I looked to the floor again and sighed. Was I really ready to open up? Open up to this perfect man with the perfect life? Could he possibly understand? He has been here for me. Through so much. He at least deserves to know why it's so hard for me to accept him.

"A few years ago, I was crazy about this guy. He was a 3. We met in highschool. My family loved him. He was perfect in my eyes. He was funny, sweet, kind. At least I thought he was. I chased him countlessly. Basically worshiped him. I'm still not quite sure why. He just had such a huge impact on me. I thought I loved him. I thought he was my absolute everything. But he was only playing with me. Manipulating me, making me think that someone like him could actually care about someone like me. I won't go into full detail, but he ruined me. For 2 years, I suffered because of him. And after I finally got over him, I promised myself that I would never let a boy ruin me like that. It took me so long to build myself up again. I just wasn't ready to open my heart up up. I can't let myself be that girl again... I can't." Tears fell down my cheek. They couldn't be stopped. I'm pretty sure I haven't cried this hard in ages.
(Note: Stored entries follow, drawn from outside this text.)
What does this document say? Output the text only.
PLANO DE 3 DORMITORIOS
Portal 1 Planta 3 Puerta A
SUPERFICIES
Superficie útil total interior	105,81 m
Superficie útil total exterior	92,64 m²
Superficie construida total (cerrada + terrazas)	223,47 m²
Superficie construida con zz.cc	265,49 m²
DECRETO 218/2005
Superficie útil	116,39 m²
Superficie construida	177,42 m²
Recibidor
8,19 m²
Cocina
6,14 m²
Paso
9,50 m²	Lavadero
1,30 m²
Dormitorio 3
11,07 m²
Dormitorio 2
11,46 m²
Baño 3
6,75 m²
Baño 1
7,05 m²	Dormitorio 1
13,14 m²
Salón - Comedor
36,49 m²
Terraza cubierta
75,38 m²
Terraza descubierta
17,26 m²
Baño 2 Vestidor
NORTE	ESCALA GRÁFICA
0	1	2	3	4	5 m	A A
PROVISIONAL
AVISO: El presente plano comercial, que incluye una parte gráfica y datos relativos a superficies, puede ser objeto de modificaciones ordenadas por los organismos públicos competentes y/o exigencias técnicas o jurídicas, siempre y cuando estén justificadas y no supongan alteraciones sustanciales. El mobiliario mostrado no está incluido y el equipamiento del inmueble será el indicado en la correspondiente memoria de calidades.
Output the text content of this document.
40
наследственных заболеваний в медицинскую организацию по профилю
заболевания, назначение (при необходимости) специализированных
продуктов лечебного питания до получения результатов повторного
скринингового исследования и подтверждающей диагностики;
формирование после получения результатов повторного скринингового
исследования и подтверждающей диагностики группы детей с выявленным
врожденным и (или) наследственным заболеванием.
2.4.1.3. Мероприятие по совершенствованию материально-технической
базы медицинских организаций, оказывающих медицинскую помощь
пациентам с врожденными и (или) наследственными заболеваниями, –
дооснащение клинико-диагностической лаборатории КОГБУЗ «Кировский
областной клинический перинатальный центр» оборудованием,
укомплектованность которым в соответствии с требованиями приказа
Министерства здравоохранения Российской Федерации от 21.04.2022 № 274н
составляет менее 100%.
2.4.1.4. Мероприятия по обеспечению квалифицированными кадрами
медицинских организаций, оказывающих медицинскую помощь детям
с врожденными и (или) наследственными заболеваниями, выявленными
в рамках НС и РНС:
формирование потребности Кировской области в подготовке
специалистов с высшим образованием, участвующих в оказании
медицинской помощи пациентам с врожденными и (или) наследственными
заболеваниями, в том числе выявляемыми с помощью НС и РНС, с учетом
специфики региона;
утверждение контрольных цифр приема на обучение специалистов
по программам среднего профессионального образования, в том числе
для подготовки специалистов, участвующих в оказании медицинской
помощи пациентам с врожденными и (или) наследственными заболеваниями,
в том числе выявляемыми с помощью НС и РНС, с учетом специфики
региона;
Jackson put his hand on my cheek and wiped my tears. "I'm sorry. I had no idea. If he ever lays a hand on you again..."

I laughed. "Don't apologize. It's not your fault."

"I just want you to know that I would never date hurt you. You're too precious in my eyes to even harm. You have to move on because I'm willing to give you everything and love you with everything I have. Because Brooke my dear, I love you."

My heart stopped. He loved me. He actually loved me. Am I ready? Do I finally deserve to move on and decide that it's best? Am I ready to love Jackson?

"Let me... Let me just think for a night please."

He looked dissapointed. I didn't blame him of course.

"Of course. Take all the time you need." And with that, he got up and left.

I looked over at my untouched dinner. I don't think I'll ever be ready to move on... I want to. I really did. But Jackson deserves someone who's not caught up on someone else. And I, was still in love with someone who won't even give me the time of day.

Ahhh! We're coming to the end of Selected! I started this story about 2 years ago because I loved The Selection Series. Who doesn't? Hopefully you guys love my ending!